En effet, à ce stade, les contenus générés par les IAG sont encore le fruit de choix aléatoires, de calculs algorithmiques non contrôlables intégralement, le rôle de l’utilisateur se cantonnant bien souvent au renseignement d’une idée orientant le système d’IAG, non protégeable en tant que telle.

Aucune décision n’a encore été rendue en France à ce jour mais cette approche tend à être retenue aux Etats-Unis, l’apport personnel de l’auteur – utilisateur humain – étant analysé à tous les stades de la production du contenu par l’IAG, y compris au moment de la « sortie » des données générées (textes, images, vidéos, sons..), alors que la Chine s’est montrée plus ouverte à la protection des contenus d’IAG dès lors qu’un apport humain significatif est constaté même uniquement au niveau des données d’entrée et de la requête15.

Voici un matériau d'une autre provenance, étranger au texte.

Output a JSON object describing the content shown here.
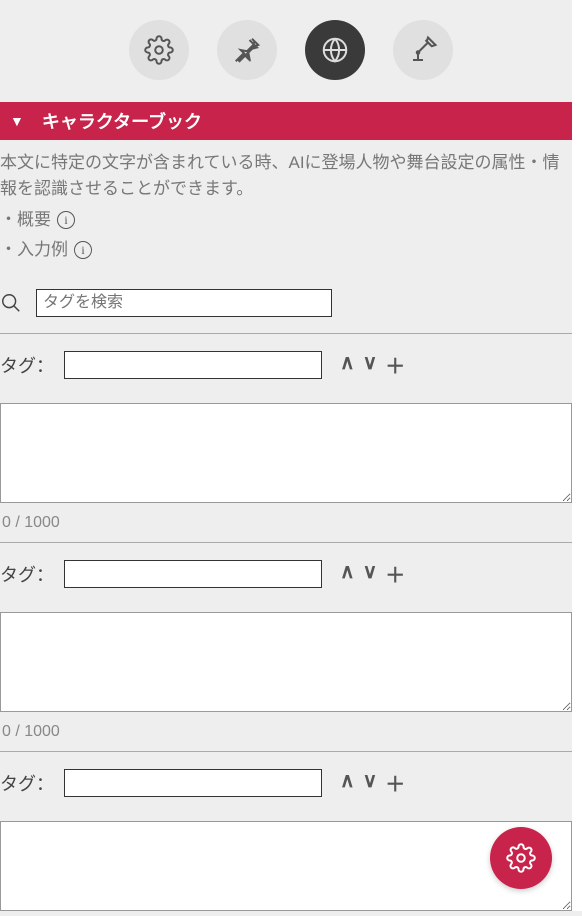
{
  "tabs": {
    "icons": [
      "gear-icon",
      "pin-icon",
      "globe-icon",
      "lamp-icon"
    ],
    "active_index": 2
  },
  "section": {
    "title": "キャラクターブック",
    "description": "本文に特定の文字が含まれている時、AIに登場人物や舞台設定の属性・情報を認識させることができます。",
    "link_overview": "・概要",
    "link_example": "・入力例"
  },
  "search": {
    "placeholder": "タグを検索"
  },
  "entries": [
    {
      "tag_label": "タグ：",
      "tag_value": "",
      "body_value": "",
      "counter": "0 / 1000"
    },
    {
      "tag_label": "タグ：",
      "tag_value": "",
      "body_value": "",
      "counter": "0 / 1000"
    },
    {
      "tag_label": "タグ：",
      "tag_value": "",
      "body_value": "",
      "counter": ""
    }
  ],
  "controls": {
    "up": "∧",
    "down": "∨",
    "add": "＋"
  },
  "colors": {
    "accent": "#c8234b",
    "tab_bg": "#e0e0e0",
    "tab_active_bg": "#3a3a3a"
  }
}
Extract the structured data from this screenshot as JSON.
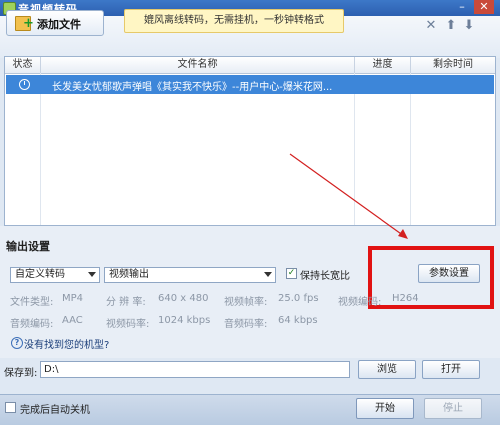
{
  "window": {
    "title": "音视频转码",
    "minimize_icon": "minimize-icon",
    "close_icon": "close-icon"
  },
  "toolbar": {
    "add_file_label": "添加文件",
    "promo_text": "媲风离线转码，无需挂机，一秒钟转格式",
    "icons": [
      "delete-icon",
      "move-up-icon",
      "move-down-icon"
    ]
  },
  "file_list": {
    "columns": [
      "状态",
      "文件名称",
      "进度",
      "剩余时间"
    ],
    "rows": [
      {
        "status_icon": "clock-icon",
        "name": "长发美女忧郁歌声弹唱《其实我不快乐》--用户中心-爆米花网...",
        "progress": "",
        "remaining": ""
      }
    ]
  },
  "output": {
    "title": "输出设置",
    "preset_select": "自定义转码",
    "format_select": "视频输出",
    "keep_ratio_label": "保持长宽比",
    "keep_ratio_checked": true,
    "param_button": "参数设置",
    "info_row1": {
      "file_type_label": "文件类型:",
      "file_type": "MP4",
      "resolution_label": "分 辨 率:",
      "resolution": "640 x 480",
      "framerate_label": "视频帧率:",
      "framerate": "25.0 fps",
      "vcodec_label": "视频编码:",
      "vcodec": "H264"
    },
    "info_row2": {
      "acodec_label": "音频编码:",
      "acodec": "AAC",
      "vbitrate_label": "视频码率:",
      "vbitrate": "1024 kbps",
      "abitrate_label": "音频码率:",
      "abitrate": "64 kbps"
    },
    "help_link": "没有找到您的机型?"
  },
  "save": {
    "label": "保存到:",
    "path": "D:\\",
    "browse": "浏览",
    "open": "打开"
  },
  "bottom": {
    "shutdown_label": "完成后自动关机",
    "start": "开始",
    "stop": "停止"
  },
  "colors": {
    "highlight": "#e11212",
    "selection": "#3d86d9"
  }
}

 En somme, le développement de la jurisprudence et de la législation sur ces questions devrait permettre de clarifier les solutions juridiques à adopter et d’offrir un environnement plus sécurisé à la fois pour les fournisseurs et utilisateurs d’IAG et pour les auteurs d’œuvres de l’esprit.

 

Nos équipes se tiennent informées des évolutions à ce sujet et restent à votre disposition pour vous conseiller sur les problématiques de propriété intellectuelle liées à l’utilisation d’intelligences artificielles génératives.

Par Lorraine BAZIN

 


Notes:

  1. Parmi les exemples d’IAG de création d’images à partir de requêtes textuelles, et de variation d’images existantes : l’outil « DALL-E » créé par OpenAI, l’outil « Midjourney », « Stable Diffusion ».
  2. Exemples : « ChatGPT » : un chatbot développé par OpenAI, capable de générer du texte de haute qualité et de répondre à des questions ; « Bard » : outil concurrent développé par Google.
  3. Définition de l’IAG donnée par la CNIL : « un système capable de créer du texte, des images ou d’autres contenus (musique, vidéo, voix, etc.) à partir d’une instruction d’un utilisateur humain. Ces systèmes peuvent produire de nouveaux contenus à partir de données d’entraînement ».
  4. Technique également connue sous le nom de “web crawling.”
  5. Également appelée « web scraping ».
  6. Exception introduite par la directive européenne UE 2019/790 du 17 avril 2019 sur le droit d’auteur et les droits voisins dans le marché unique numérique. Cette exception est définie par la Directive UE 2019/790 du 17 avril 2019 comme : « toute technique d’analyse automatisée visant à analyser des textes et des données sous une forme numérique afin d’en dégager des informations, ce qui comprend, à titre non exhaustif, des constantes, des tendances et des corrélations ».
  7. Considérants 105-106 du Règlement IA 2024-1689 ; Article 53 Section II du règlement IA qui impose aux fournisseurs de modèles d’IA : « […] (c) de mettre en place une politique visant à respecter le droit de l’Union en matière de droit d’auteur et de droits voisins, et en particulier à identifier et à respecter, y compris au moyen de technologies de pointe, une réserve de droits exprimée conformément à l’article 4, paragraphe 3, de la directive (UE) 2019/790 ».
  8. Considérant 6 de la directive UE 2019/790 du 17 avril 2019.
  9. Considérants 107 - 108 du Règlement IA 2024-1689.
  10. Article 53 Section II du règlement IA 2024-1689 qui impose aux fournisseurs de modèles d’IA de : « d) rédiger et mettre à la disposition du public un résumé suffisamment détaillé du contenu utilisé pour la formation du modèle d’IA à usage général, selon un modèle fourni par l’office AI ».
  11. CSPLA – Lettre de mission – IA Règles – Avril 2024.
  12. Tribunal de Hambourg 27 septembre 2024 n°310 O 227/23.
  13. Rapport d’information de l’Assemblée Nationale n°2207 du 14 février 2024 sur les défis de l’intelligence artificielle générative en matière de protection des données personnelles et d’utilisation du contenu généré, page 40-41.
  14. Aux États-Unis, l’US Copyright Office a refusé plusieurs demandes d’enregistrement d’un Copyright, comme pour une œuvre « Théâtre d’Opéra Spatial » créée par Jason Allen, et la bande dessinée « Zarya of the Dawn » uniquement générés par une IAG.
  15. En Chine, il semblerait que la seule élaboration minutieuse de prompts par l’utilisateur soit suffisante pour lui octroyer des droits d’auteur sur le contenu généré (Beijing Internet Court, 27 novembre 2023).